La Clinton parla di "persone non nate" e fa imbufalire le associazioni pro choice

Redazione
Hillary Clinton è maestra di sterilizzazione della parola e ripetizione senza sbavature dello “stump speech”, ma talvolta andando a braccio capita che si confonda, e qualche brandello di verità non protetta da un server privato sfugge perfino dalla sua bocca: “Le persone non nate non hanno diritti costituzionali”.

Hillary Clinton è maestra di sterilizzazione della parola e ripetizione senza sbavature dello “stump speech”, ma talvolta andando a braccio capita che si confonda, e qualche brandello di verità non protetta da un server privato sfugge perfino dalla sua bocca: “Le persone non nate non hanno diritti costituzionali”, ha detto al programma “Meet the Press”.

 

La notizia, se non fosse chiaro, non è l’assenza di diritti concessi, ma la qualifica di persona, e non può essere archiviato come un lapsus linguae perché l’architettura dell’ideologia pro choice è fondata sulla selezione accurata, maniacale delle parole giuste per ammortizzare la forza contundente dei fatti. La definizione di “persona” è il cuore dell’intera disputa, su quel termine si danno battaglia concezioni antropologiche e visioni del mondo. Non c’è niente di più temibile, agli occhi delle associazioni militanti pro choice, del concedere uno status umano a quell’inqualificato grumo di cellule. Non bisogna chiamarlo bambino o persona, e pure con feto occorre procedere con moderazione, nella speranza che con la scomparsa del nome scompaia anche la cosa.

 

Nella dialettica politica i disegni di legge per concedere la “personhood” ai bambini non ancora nati sono il marchio del mondo pro life, mentre gli avversari contrattaccano censurando ogni parola o immagine che conferisca un alone di umanità a quella cosa che cresce nel ventre di una donna.
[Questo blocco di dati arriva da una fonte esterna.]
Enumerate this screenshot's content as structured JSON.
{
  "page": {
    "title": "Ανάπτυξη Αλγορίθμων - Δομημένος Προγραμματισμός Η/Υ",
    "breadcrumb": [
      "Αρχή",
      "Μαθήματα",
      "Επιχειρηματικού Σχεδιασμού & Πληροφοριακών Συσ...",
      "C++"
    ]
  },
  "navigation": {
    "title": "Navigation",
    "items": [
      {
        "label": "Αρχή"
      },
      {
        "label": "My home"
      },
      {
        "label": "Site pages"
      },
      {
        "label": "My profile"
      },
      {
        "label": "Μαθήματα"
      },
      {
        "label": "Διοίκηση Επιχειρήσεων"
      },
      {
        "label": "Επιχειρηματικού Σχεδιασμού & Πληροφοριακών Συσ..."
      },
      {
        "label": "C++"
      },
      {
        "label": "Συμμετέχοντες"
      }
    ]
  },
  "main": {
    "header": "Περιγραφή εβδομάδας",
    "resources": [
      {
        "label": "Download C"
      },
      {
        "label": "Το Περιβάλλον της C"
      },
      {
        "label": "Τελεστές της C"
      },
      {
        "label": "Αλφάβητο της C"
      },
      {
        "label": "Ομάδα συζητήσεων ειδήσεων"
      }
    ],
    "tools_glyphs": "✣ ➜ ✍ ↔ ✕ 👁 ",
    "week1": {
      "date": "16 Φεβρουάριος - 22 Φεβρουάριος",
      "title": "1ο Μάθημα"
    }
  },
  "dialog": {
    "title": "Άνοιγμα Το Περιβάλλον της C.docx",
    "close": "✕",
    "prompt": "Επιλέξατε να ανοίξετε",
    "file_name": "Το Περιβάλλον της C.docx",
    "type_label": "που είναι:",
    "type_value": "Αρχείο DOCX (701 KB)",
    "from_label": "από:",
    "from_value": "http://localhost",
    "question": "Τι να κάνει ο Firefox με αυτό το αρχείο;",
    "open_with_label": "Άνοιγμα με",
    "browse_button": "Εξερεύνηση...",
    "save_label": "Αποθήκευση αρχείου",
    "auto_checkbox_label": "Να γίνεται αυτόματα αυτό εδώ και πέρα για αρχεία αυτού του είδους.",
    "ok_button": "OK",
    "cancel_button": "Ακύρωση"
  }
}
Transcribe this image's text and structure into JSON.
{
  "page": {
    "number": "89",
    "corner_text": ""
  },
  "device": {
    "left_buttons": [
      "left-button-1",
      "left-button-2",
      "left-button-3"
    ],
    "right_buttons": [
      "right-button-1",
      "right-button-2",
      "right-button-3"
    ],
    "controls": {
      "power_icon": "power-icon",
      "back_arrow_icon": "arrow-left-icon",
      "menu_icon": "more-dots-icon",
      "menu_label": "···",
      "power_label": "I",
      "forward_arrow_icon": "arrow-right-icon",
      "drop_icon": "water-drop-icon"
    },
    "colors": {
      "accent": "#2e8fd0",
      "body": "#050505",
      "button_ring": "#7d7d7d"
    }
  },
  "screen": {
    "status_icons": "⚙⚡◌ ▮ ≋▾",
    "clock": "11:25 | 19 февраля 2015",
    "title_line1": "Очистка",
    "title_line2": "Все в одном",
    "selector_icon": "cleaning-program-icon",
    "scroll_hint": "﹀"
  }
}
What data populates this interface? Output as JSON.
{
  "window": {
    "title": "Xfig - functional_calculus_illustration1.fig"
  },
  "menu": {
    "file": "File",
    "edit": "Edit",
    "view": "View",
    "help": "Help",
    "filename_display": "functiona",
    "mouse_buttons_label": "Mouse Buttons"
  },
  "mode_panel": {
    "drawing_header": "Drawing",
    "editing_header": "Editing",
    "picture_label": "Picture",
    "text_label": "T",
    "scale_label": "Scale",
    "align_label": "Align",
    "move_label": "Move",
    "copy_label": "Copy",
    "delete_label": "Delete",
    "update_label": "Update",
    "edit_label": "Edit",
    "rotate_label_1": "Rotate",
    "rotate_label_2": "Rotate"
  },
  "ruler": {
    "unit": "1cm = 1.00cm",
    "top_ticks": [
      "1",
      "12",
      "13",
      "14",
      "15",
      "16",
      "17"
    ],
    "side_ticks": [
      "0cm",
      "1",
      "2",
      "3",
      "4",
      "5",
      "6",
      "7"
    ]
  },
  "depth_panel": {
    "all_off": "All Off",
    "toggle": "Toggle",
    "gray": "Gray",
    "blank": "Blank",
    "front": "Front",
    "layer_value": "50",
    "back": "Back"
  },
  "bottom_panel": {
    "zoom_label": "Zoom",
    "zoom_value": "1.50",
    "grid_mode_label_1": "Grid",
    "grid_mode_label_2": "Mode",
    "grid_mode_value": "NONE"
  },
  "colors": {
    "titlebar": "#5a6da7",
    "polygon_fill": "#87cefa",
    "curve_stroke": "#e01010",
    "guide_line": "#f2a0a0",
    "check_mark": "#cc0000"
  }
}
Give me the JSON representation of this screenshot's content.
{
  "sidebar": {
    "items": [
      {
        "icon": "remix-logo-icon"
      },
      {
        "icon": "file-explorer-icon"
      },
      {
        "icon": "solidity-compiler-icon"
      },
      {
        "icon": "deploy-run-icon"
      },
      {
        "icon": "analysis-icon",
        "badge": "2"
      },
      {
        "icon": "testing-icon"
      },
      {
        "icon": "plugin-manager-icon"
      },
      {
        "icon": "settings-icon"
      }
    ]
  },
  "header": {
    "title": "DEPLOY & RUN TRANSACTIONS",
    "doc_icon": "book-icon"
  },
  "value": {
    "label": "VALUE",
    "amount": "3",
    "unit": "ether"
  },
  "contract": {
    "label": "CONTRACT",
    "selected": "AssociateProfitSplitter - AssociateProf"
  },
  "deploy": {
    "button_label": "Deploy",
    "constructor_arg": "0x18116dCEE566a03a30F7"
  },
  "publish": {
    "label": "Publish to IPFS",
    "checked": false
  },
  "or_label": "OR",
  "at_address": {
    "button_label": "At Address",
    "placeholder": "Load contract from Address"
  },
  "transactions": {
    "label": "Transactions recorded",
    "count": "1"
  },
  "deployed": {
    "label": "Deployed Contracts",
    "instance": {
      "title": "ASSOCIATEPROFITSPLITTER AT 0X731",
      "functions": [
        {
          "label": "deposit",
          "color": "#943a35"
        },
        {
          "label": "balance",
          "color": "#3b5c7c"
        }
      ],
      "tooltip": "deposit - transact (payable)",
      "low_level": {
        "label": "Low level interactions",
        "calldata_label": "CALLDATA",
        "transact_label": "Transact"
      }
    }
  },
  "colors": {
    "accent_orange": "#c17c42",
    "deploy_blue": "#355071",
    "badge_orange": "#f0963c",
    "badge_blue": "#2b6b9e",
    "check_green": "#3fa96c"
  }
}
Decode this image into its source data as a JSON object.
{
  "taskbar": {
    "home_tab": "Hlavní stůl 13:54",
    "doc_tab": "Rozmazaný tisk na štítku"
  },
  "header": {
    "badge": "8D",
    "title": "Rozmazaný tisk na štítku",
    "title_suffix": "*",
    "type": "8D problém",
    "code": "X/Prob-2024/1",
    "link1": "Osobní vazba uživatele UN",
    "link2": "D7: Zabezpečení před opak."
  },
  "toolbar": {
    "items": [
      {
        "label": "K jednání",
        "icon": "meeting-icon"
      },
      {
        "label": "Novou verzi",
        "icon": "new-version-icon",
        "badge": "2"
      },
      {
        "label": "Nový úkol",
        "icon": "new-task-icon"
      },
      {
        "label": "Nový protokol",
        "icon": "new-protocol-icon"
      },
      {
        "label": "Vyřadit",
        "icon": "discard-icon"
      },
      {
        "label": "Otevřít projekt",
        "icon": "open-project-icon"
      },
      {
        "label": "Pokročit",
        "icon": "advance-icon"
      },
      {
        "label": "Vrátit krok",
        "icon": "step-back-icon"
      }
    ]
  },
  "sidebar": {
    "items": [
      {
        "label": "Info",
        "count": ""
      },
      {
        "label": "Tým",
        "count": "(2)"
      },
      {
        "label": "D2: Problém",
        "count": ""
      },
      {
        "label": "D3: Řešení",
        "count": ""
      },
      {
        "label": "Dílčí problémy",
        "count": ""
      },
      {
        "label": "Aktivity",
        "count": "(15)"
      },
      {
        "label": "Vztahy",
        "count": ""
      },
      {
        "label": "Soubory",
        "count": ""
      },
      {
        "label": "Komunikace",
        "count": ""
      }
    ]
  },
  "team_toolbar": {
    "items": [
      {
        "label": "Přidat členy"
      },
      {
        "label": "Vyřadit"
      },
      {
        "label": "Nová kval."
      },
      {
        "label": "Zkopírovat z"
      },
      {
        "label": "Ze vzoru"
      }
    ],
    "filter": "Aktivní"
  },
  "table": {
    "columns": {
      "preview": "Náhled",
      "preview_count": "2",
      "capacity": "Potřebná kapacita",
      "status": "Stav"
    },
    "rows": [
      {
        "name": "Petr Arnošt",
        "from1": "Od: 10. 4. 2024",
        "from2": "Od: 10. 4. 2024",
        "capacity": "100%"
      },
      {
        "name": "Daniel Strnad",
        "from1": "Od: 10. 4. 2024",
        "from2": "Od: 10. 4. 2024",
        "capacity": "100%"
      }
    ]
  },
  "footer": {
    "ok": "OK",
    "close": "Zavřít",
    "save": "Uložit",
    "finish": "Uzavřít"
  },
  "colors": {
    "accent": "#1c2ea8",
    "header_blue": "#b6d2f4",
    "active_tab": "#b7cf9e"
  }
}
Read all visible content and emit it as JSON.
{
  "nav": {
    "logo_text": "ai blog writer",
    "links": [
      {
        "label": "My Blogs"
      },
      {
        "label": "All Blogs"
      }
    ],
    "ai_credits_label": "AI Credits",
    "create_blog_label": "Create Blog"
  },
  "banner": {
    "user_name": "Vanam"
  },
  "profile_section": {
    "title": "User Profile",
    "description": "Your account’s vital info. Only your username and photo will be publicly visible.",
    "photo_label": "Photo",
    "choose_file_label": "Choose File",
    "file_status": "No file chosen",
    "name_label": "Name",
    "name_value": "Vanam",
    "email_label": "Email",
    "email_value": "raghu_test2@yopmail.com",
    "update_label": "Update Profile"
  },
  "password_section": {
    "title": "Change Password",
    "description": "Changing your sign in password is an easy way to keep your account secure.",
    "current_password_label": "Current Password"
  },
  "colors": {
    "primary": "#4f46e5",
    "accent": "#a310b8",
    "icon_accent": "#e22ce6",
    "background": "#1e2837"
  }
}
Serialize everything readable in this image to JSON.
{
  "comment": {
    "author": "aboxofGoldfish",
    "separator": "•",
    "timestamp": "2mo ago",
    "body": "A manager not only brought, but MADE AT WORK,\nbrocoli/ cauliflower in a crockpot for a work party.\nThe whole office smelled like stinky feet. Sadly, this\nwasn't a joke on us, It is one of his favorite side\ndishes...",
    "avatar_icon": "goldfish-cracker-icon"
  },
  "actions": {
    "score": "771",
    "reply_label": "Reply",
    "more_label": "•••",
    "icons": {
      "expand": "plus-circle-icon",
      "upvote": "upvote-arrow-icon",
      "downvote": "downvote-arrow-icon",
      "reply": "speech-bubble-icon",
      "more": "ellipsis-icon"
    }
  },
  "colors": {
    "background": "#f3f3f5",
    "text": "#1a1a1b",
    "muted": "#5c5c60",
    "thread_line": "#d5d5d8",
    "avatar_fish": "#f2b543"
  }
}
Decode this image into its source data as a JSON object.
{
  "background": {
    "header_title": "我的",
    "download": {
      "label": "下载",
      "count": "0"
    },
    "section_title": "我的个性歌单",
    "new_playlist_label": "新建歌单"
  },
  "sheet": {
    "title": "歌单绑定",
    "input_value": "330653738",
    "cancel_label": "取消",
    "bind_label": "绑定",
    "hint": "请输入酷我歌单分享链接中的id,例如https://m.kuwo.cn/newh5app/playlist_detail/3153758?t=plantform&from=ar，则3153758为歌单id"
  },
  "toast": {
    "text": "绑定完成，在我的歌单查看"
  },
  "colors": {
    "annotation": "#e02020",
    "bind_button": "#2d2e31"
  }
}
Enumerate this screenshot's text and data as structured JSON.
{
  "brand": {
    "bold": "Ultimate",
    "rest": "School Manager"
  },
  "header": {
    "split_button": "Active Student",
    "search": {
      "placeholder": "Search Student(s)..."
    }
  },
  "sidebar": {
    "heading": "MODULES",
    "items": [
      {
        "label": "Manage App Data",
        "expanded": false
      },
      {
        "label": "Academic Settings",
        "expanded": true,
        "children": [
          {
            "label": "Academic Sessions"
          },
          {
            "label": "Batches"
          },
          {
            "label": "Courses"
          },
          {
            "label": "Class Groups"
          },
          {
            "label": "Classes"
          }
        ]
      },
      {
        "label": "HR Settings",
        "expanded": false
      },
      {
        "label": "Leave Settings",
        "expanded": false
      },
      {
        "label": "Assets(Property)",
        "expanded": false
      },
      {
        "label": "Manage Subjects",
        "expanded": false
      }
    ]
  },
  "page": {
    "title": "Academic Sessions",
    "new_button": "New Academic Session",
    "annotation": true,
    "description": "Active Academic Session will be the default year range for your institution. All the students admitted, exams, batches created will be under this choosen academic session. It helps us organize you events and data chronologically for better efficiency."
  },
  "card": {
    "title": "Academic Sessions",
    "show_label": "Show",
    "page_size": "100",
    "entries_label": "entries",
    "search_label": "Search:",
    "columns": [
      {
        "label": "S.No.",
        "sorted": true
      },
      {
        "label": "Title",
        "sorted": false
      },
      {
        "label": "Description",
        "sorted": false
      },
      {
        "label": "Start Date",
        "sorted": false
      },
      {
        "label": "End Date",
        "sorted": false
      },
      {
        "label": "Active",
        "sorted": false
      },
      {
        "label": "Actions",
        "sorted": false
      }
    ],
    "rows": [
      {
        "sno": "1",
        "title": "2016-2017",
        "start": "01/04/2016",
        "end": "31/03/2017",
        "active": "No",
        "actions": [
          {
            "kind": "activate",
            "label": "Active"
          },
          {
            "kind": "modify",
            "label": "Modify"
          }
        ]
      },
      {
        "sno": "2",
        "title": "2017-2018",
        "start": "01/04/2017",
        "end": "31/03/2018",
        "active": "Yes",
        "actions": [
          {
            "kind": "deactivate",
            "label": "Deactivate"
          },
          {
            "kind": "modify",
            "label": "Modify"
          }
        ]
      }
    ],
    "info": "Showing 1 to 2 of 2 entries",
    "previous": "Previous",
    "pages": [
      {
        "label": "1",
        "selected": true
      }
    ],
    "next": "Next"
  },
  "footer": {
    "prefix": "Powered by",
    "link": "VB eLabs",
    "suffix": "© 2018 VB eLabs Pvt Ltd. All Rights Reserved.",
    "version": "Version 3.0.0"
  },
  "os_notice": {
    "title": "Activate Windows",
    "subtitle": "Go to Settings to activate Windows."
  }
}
Hanno fatto perfino polemica con un ironico spot delle patatine durante il Super Bowl perché mostrava un feto desideroso di uscire per fiondarsi sul pacchetto. Era un conglomerato umano, troppo umano. Così diversi esponenti delle associazioni pro choice si sono imbufaliti per le parole di Hillary.

 

Diana Arellano di Planned Parenthood ha detto che usando certe espressioni Hillary “stigmatizza ulteriormente l’aborto”. Chiamarlo persona e poi negargli i diritti equivale addirittura a un peggiorativo rispetto alla posizione pro life, ché significa distinguere classi di persone, alcune tutelate e altre no, roba che vien voglia di votare Bernie Sanders per iniziare la lotta alle disuguaglianze già nella placenta. Per fortuna di Hillary, quando le è scappata detta la verità il New York Times era distratto.